Ni qué decir tiene que comer sabiendo que es pecado me alimenta mucho más y disfruto del pecado de gula, del de lujuria azucarada y de cuantos pecados vayan aparejados a los placeres de la mesa. A veces puedes encontrar el felicidad a las ocho de la mañana en una cafetería atestada de gente.

Un xuxo es un pastel sencillo hecho a base de masa frita que se rellena de crema pastelera, se fríe y se reboza en azúcar. Supongo que si el Marqués de Sade viviera en nuestros tiempos dejaría la pornografía y se dedicaría a la cocina y a todos sus recovecos.

Para hacer un xuxo se necesitan los siguientes ingredientes:

350 g de harina de fuerza.

100 g de mantequilla a temperatura ambiente

100 ml de leche

25 g de levadura fresca

30 g de azúcar

2 huevos

1 pizca de sal

Se calienta la leche en una cacerola a fuego suave hasta que esté tibia. Con la leche tibia de diluye mejor la levadura, hay que remover con paciencia hasta que se deshaga toda.

Se baten los huevos en un bol, conviene tener paciencia, los huevos han de doblar su volumen. Una vez hemos conseguido que queden espumosos se añade la lecho poco a poco, sin dejar de batir.

En otro bol se tamizar la harina con el azúcar y la sal. Hay que hacer un agujero, como si fuera un volcán. En el centro del montón de harina se hace un hueco al que se va añadiendo la leche y los huevos. Se mezcla con una cuchara echando la harina de los bordes del bol hacia el centro como para tapar el hueco donde echamos el huevo.

Añadir la mantequilla en trocitos (mejor si está ya desecha o a punto de pomada) y seguir mezclando hasta que se quede todo pegado. 

Enharinar una superficie de trabajo y pasar a ella la masa. Amasar hasta conseguir que sea una masa elástica y suave. Ir añadiendo poco a poco harina hasta que no se pegue la masa a la superficie, pero amasar bien para que repartan bien todos los ingredientes. Es importante amasar pacientemente, hasta que sea muy elástica.

Hay que ir estirando, aplastando y doblando la masa. Cuando ya esté lista se le echa un poco de harina y se cubre con un trapo de cocina limpio para dejarla reposar durante 30 minutos en un lugar templado de la cocina, si hace frio conviene dejarla cerca del horno encendido (yo suelo dejar el bol encima de un radiador).

Cuando haya pasado la media hora, volver a enharinar la superficie de trabajo y volcar la masa. Volver a amasar durante medio minuto para que la masa pierda el aire. Con un rodillo, estirar la masa fina en un rectángulo. Cortar con un cuchillo la masa en forma de cuadrados. 

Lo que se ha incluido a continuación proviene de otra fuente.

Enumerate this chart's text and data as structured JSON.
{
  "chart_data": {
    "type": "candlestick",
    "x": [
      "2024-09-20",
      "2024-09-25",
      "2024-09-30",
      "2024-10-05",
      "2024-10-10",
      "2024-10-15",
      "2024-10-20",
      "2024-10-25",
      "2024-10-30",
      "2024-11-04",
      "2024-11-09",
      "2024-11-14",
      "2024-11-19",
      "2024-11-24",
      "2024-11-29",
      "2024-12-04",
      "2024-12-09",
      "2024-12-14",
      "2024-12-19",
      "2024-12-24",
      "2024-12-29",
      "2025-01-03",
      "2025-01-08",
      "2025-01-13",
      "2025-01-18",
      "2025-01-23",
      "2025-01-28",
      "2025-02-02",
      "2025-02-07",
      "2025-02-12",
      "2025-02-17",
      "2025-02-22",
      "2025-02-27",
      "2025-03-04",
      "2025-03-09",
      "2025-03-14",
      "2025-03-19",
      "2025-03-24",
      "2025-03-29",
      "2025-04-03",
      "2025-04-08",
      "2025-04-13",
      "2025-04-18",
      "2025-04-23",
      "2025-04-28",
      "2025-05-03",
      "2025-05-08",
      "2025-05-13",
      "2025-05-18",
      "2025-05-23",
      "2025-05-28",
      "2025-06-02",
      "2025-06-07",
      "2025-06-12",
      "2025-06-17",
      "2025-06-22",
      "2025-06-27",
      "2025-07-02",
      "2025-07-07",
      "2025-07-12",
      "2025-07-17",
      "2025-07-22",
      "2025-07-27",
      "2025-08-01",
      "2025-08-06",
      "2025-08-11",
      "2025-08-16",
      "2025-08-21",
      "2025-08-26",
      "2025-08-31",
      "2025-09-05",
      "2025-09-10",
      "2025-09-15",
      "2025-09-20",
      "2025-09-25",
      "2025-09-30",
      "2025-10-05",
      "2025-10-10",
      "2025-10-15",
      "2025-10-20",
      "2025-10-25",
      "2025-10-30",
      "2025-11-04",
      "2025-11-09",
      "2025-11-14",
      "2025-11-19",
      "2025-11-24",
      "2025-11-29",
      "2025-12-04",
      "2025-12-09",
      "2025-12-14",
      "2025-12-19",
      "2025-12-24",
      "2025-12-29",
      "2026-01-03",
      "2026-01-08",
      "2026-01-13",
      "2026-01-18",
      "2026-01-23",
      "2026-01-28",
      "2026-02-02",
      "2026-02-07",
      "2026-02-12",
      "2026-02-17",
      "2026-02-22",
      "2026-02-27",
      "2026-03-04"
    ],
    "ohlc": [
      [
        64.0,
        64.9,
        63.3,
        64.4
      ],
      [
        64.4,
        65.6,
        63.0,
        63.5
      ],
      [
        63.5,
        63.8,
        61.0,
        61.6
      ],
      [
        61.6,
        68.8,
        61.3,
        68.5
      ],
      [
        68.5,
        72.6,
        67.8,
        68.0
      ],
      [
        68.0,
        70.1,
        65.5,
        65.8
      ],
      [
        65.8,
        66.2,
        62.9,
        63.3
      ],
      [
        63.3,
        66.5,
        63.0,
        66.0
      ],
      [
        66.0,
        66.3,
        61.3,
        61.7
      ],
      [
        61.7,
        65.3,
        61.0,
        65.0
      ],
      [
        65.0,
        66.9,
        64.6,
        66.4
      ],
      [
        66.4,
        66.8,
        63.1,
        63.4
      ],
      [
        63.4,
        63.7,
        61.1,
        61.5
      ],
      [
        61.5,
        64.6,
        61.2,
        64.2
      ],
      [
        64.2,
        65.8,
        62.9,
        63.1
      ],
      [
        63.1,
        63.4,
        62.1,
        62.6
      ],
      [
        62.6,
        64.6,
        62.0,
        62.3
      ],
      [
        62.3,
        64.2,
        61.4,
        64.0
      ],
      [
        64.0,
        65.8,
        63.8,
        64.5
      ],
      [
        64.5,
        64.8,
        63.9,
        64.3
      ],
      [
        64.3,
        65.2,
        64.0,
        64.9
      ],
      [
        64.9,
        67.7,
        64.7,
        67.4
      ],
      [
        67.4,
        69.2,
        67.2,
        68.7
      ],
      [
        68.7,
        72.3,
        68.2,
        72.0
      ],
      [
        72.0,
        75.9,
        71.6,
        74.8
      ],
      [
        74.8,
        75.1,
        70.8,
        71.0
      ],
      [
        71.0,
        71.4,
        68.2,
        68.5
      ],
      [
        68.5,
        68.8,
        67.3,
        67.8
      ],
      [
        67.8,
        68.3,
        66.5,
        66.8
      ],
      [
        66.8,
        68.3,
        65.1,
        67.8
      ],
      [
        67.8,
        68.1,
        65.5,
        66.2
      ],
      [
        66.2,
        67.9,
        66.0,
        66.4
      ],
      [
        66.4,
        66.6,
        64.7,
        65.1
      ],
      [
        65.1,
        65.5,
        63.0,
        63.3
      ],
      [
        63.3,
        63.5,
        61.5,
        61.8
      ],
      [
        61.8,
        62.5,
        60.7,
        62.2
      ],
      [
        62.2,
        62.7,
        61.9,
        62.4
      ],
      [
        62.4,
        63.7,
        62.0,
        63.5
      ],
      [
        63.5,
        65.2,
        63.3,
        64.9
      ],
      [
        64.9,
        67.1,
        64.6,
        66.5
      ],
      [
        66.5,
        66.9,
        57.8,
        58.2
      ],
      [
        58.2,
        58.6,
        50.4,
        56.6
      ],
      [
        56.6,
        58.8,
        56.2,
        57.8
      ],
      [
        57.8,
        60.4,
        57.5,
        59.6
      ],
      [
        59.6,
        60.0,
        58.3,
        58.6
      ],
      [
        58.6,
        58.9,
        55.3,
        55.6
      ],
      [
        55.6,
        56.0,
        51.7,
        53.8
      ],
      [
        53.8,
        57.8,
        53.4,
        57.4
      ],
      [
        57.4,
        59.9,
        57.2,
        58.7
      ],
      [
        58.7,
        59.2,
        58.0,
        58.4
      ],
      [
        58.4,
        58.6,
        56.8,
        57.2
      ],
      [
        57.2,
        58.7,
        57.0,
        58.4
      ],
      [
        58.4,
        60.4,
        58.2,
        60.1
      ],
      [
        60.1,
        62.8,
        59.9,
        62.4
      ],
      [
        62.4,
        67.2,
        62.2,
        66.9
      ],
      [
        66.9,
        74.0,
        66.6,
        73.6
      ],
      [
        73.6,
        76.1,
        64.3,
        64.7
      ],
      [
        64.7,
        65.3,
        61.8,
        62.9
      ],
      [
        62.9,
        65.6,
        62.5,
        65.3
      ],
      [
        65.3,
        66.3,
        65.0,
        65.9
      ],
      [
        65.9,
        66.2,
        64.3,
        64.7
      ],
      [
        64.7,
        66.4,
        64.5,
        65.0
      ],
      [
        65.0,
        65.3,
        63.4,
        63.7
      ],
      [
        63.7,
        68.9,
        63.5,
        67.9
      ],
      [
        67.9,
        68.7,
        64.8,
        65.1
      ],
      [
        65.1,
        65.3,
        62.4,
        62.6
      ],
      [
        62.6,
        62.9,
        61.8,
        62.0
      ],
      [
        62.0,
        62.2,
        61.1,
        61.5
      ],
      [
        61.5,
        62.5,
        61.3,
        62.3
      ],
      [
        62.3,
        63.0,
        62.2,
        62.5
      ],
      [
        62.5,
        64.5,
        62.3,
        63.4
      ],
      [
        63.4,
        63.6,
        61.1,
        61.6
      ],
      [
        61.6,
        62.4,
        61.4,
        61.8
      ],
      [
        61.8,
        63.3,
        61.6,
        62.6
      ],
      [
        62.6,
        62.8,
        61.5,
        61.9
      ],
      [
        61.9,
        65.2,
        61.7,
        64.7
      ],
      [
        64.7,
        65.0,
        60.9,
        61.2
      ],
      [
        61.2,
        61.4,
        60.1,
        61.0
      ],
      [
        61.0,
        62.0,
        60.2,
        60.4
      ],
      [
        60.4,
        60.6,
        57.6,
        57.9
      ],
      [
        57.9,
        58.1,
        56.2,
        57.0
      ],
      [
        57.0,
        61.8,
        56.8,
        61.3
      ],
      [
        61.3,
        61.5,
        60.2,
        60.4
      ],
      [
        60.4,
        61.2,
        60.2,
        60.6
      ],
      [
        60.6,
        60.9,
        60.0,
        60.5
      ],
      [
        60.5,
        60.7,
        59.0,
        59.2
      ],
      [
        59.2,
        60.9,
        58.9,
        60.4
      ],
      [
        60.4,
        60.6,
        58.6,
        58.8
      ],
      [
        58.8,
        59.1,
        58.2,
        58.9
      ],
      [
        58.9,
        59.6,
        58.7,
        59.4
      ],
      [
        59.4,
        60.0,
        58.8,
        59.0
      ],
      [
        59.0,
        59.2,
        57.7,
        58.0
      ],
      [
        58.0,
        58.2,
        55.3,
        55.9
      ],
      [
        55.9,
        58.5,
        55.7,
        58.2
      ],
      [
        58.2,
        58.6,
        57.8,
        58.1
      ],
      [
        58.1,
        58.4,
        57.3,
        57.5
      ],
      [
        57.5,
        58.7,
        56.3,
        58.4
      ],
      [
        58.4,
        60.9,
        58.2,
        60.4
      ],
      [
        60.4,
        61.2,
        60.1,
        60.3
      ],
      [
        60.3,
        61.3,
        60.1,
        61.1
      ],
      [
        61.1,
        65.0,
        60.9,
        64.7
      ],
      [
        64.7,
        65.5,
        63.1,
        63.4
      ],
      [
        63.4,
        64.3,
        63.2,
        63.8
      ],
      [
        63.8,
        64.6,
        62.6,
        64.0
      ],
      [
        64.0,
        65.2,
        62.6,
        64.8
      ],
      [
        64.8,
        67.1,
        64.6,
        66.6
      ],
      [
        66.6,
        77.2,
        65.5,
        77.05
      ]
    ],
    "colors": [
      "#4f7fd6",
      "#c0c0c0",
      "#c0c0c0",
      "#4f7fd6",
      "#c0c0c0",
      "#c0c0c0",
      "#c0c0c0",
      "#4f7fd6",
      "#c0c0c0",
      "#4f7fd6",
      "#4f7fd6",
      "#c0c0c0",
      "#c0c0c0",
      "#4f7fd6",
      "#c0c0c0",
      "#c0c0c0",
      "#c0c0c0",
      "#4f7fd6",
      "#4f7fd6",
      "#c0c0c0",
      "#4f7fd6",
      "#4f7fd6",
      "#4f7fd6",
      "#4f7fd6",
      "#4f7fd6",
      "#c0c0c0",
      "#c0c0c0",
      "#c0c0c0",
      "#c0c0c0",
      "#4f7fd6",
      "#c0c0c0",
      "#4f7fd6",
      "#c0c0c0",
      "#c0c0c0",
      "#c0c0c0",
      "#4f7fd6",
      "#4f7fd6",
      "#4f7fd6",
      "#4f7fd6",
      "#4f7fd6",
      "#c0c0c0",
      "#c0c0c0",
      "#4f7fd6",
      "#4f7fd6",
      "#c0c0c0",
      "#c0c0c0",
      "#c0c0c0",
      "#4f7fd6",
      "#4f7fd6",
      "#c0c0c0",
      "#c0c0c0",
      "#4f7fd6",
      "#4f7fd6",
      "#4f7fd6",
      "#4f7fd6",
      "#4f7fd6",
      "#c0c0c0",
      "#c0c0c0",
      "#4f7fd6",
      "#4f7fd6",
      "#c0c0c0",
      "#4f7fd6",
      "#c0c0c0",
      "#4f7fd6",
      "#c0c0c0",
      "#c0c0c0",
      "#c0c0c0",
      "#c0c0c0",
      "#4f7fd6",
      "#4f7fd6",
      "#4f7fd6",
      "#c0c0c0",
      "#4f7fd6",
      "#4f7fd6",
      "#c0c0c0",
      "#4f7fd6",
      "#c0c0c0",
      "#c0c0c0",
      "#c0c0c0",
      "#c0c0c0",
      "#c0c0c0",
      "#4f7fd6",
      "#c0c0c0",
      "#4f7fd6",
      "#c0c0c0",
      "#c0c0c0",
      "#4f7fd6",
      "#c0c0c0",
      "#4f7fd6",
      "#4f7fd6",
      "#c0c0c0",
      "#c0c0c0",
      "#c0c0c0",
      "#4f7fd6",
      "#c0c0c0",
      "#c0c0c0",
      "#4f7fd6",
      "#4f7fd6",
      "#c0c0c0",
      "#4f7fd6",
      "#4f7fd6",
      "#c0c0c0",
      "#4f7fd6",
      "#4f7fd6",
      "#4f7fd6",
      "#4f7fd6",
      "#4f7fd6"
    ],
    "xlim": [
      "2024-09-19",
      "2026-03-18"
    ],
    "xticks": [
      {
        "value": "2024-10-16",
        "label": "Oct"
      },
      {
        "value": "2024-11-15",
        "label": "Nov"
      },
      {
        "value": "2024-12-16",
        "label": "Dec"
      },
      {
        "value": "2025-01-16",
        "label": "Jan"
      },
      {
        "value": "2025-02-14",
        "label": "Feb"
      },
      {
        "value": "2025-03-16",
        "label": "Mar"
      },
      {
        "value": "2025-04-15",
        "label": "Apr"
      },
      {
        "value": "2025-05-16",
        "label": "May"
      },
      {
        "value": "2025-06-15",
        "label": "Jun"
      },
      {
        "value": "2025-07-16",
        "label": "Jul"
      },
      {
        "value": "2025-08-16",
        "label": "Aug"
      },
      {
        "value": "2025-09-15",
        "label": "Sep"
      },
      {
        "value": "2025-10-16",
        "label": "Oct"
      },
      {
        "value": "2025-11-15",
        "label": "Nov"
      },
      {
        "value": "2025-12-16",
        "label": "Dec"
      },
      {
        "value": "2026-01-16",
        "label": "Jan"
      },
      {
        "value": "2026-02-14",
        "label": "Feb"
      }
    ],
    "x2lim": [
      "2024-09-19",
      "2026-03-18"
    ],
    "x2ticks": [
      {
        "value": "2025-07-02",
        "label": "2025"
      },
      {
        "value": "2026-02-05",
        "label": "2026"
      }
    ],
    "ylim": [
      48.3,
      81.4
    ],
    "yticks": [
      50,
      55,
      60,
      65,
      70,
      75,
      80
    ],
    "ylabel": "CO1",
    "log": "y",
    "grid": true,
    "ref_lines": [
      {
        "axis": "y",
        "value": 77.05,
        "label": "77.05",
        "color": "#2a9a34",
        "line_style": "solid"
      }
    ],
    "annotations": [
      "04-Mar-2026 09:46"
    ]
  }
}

Cuando los cuadrados estén hechos se pone un poco de crema pastelera a lo largo de la masa, dejando los bordes libres, para que peguen luego bien.

Hay que tapar la crema doblando hacia el centro primero con un lado de la masa y luego con el otro lado. Doblar un poco los extremos del xuxo resultante para sellar la masa y que no se salga la crema. En cuanto a las formas hay quien prefiere hacer unos canutillos cilíndricos, va en gusto. En todo caso, hay que tener cuidado de que la masa quede bien sellada.

En una sartén grande se pone aceite en abundancia y se deja calentar, no hay que dejar que el aceite humee, pero sí que chisporrotee con alegría cuando se le lance un pellizco de masa. EL objetivo es que se doren rápidamente.

Cuando estén hechos, pasar a un plato con papel absorbente. Mientras está todavía caliente, pasar por azúcar.

(Receta de tuneada del blog los dulces de Susi).

He disfrutado tanto comiendo los xuxos como los monos golosos de Tenniers.